Google Flies High With $3.2B Nest Labs Acquisition

Google

Google (NASDAQ:GOOG) announced Monday that it has acquired Nest Labs, Inc., for $3.2 billion in cash. Founded by Apple (NASDAQ:AAPL) iPod creator Tony Fadell, Nest is a startup that works to reinvent important devices in the home such as thermostats and smoke alarms. According to Google’s news release, the company first launched in 2011, and has since realized success with several of its products, including its digital Nest Learning Thermostat and recently launched Protest (Smoke + CO alarm). Nest plans to continue to operate under the leadership of CEO Tony Fadell with a distinct brand identity, but now will be under the Google roof, and Faddell maintained Monday, “We’re thrilled to join Google. With their support, Nest will be even better placed to build simple, thoughtful devices that make life easier at home, and that have a positive impact on the world.”

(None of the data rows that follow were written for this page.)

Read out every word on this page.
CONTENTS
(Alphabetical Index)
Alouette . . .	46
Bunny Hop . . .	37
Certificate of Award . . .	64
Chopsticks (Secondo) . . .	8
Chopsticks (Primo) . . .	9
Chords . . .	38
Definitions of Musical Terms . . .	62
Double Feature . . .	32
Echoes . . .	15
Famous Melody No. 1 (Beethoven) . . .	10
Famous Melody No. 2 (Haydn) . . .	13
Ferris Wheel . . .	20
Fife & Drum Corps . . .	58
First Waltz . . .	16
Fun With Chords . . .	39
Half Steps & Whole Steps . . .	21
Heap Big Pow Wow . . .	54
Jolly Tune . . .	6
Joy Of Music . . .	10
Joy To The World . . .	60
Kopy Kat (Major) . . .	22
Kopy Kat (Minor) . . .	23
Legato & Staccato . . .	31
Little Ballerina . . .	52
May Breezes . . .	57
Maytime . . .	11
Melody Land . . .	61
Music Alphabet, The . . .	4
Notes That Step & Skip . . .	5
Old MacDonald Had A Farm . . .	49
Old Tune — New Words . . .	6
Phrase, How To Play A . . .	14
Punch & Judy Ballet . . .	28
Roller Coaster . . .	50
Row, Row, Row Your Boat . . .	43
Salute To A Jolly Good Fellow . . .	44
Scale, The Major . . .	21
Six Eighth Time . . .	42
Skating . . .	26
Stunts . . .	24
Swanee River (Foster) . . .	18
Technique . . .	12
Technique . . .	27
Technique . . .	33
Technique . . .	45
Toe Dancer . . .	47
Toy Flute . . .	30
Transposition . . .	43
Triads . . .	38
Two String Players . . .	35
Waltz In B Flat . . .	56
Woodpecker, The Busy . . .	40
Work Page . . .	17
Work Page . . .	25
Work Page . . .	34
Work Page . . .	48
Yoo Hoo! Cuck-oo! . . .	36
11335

According to Re/code, Nest was close to completing a funding round of $150 million earlier in January that would value the company at more than $2 million, but the round never closed, and instead Google closed with its $3.2-billion deal. It is still unclear whether Nest met with any other interested bidders, but insider sources say that Apple was never close to putting forth a deal.

Google’s acquisition is still subject to regulatory approval, but CEO Larry Page stated Monday that, “Nest’s founders, Tony Faddell and Matt Rogers, have built a tremendous team that we are excited to welcome into the Google family. They’re already delivering amazing products you can buy right now — thermostats that save energy and smoke/CO alarms that can keep your family safe. We are excited to bring great experiences to more homes in more countries and fulfill their dreams!”

Google’s acquisition of Nest is not only big news because of the pretty price tag the red-hot gadget company came with — it is also significant because as Business Insider points out that Nest is another example of a startup that would have greatly benefited Apple, but the tech company was too slow to move on it. Business Insider highlights that Nest was founded by an Apple groupie, Nest products look like Apple products, and Nest products are sold in Apple stores; however, now, Nest is owned by one of Apple’s greatest rivals.

Thus, it appears as though Google is patching its business holes faster than Apple is, and this could prove to be a problem for the latter company moving forward in the future. Nest could have been a perfect company to fix Apple’s own weakness in its software and services division, but now that prospect is gone and Apple must look elsewhere. Moral of the story, Apple: You snooze, you lose.